Globally MPAs are increasingly being used as an additional management tool to ensure sustainable use of many of fish species, particularly slow growing, resident species. There is a substantial body of research that demonstrates the effectiveness of MPAs in fish conservation in South Africa. Most of this research has been undertaken in our coastal MPAs such as De Hoop, Tsitsikamma (the oldest), Dwesa-Cwebe, Pondoland and iSimangaliso. In all of these MPAs the abundance of linefish inside the zoned no-take areas is far higher than in the adjacent exploited areas and the size of many of the recreationally and commercially important linefish species is also significantly greater within the no-take areas. There is thus conclusive evidence that no-take MPAs help to protect important linefish species.
Many offshore MPAs contribute towards the management of commercially important fish species such as hake, kingklip and sole.

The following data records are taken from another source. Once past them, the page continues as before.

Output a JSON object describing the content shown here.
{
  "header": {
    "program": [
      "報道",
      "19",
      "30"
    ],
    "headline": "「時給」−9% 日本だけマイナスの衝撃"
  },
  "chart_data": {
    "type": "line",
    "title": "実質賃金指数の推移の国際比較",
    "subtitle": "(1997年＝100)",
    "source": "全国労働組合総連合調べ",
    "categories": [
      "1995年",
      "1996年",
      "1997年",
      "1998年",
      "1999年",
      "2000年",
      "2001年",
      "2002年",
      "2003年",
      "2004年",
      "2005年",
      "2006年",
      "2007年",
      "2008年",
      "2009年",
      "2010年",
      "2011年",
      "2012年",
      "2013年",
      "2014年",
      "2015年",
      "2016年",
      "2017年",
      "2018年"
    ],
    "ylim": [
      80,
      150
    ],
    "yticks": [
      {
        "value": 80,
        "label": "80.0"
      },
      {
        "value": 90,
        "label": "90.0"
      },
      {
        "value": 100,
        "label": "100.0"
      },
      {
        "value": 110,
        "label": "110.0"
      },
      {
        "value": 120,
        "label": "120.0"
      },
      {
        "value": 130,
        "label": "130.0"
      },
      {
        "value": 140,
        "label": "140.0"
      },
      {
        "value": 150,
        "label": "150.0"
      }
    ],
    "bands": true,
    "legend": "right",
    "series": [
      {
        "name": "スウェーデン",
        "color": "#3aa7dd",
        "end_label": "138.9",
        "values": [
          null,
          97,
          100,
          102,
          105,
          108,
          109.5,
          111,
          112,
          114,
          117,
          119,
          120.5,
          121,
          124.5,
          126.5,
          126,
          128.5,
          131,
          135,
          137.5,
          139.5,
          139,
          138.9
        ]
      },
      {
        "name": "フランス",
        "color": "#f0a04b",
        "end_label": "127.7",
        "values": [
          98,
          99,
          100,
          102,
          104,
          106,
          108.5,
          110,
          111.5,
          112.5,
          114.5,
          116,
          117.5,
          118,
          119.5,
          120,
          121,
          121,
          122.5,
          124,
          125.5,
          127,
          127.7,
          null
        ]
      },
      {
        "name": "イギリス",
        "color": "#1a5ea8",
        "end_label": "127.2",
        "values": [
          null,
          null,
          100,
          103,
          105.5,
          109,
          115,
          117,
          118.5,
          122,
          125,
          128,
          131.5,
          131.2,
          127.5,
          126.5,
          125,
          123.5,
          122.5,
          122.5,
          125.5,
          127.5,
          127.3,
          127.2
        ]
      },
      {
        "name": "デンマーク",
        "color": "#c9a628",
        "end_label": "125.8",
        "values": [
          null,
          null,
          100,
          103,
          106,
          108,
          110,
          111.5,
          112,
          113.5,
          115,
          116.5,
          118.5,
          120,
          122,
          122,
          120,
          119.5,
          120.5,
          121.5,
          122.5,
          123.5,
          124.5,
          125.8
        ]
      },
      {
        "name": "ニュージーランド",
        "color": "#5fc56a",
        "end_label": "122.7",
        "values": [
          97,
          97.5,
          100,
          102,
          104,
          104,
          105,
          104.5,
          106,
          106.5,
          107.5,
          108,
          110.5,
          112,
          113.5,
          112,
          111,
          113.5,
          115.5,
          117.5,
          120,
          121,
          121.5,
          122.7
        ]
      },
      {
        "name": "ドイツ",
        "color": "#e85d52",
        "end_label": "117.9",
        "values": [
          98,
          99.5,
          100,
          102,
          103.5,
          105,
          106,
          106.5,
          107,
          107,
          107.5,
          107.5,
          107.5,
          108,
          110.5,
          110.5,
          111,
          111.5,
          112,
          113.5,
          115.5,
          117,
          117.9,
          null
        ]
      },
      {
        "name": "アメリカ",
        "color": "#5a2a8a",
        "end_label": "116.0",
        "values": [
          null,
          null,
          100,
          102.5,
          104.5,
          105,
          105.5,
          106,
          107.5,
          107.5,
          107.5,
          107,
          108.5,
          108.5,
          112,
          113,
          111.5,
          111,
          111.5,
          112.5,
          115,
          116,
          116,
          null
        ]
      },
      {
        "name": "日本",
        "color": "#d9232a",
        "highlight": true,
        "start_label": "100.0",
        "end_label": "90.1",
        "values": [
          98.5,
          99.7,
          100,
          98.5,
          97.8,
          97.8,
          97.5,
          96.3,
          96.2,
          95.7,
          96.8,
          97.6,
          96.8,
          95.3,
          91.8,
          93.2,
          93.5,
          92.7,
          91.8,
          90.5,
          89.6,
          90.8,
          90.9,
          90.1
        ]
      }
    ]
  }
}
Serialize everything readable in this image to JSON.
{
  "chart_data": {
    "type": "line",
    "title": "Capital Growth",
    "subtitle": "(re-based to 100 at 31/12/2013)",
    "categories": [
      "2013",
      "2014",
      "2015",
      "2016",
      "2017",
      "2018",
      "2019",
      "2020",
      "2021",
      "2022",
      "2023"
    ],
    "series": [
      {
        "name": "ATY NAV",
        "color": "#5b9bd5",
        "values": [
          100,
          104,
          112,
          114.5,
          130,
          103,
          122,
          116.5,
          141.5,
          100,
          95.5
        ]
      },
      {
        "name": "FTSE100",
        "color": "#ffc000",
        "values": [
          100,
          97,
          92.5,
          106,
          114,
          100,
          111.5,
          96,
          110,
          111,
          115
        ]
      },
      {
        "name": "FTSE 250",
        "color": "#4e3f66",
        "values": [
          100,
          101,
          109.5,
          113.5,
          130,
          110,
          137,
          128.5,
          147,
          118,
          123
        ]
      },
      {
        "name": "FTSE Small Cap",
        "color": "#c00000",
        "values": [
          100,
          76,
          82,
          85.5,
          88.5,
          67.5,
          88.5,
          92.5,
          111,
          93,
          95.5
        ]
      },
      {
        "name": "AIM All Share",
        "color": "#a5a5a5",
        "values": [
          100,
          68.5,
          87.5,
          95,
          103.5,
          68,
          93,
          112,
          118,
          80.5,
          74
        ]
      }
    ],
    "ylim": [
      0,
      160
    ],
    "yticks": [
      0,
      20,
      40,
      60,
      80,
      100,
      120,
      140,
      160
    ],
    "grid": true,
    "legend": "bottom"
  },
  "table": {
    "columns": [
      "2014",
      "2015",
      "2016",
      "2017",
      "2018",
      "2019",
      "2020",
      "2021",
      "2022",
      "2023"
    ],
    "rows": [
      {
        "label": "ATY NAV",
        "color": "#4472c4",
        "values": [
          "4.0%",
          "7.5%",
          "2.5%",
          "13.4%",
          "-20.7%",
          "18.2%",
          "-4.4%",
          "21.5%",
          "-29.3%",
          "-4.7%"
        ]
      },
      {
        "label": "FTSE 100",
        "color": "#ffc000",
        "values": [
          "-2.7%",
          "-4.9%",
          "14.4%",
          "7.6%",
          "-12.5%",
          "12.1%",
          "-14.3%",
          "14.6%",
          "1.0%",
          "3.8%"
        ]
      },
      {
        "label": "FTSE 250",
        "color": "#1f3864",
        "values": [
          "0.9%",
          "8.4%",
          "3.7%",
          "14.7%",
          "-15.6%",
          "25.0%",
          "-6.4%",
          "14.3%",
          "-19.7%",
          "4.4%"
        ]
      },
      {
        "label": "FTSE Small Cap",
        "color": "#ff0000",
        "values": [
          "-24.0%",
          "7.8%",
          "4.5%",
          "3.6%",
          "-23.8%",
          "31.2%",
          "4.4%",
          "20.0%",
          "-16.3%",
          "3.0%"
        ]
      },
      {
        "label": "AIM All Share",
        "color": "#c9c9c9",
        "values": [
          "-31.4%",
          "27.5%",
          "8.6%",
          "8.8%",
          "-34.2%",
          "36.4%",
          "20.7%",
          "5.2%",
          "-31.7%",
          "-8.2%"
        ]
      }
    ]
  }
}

The Agulhas Mud MPA protects some of the habitat of the Agulhas sole, while Port Elizabeth Corals MPA contribute towards the protection of kingklip, one of South Africa’s most valuable fishes that aggregate to spawn here. Protection of rough grounds in Brown's Bank Complex and Namaqua National Park MPAs will assist hake populations that spawn in these areas. Even highly migratory species like tuna benefit from MPAs. The Agulhas Front MPA is within an Ecologically and Biologically Significant Area (EBSA) recognised for its role in the life history of tuna and other fishes. The Agulhas Bank Complex MPA provides protection for migratory species such as geelbek and resident linefish such as red stumpnose, red roman and spawning aggregations of endangered red steenbras.
Unlike humans and most mammals, whose breeding ability declines after a certain age, in many fish species, the older and bigger the females get, the more fertile and productive they become. Where fish are allowed to mature undisturbed in a no-take area, the returns increase exponentially as their number of offspring increases. These young fish can move outside the no-take area into exploited areas. This flow of benefits is known as the “spillover effect” where fish populations build up inside the MPA and eggs and larvae from the large breeding adults can restock fishing grounds. This is extremely important as fishermen can benefit directly from this spillover in adjacent exploited areas. In many ways it is similar to having money in a bank account which, if carefully managed, can grow and produce interest which can be sustainably used without plundering the capital.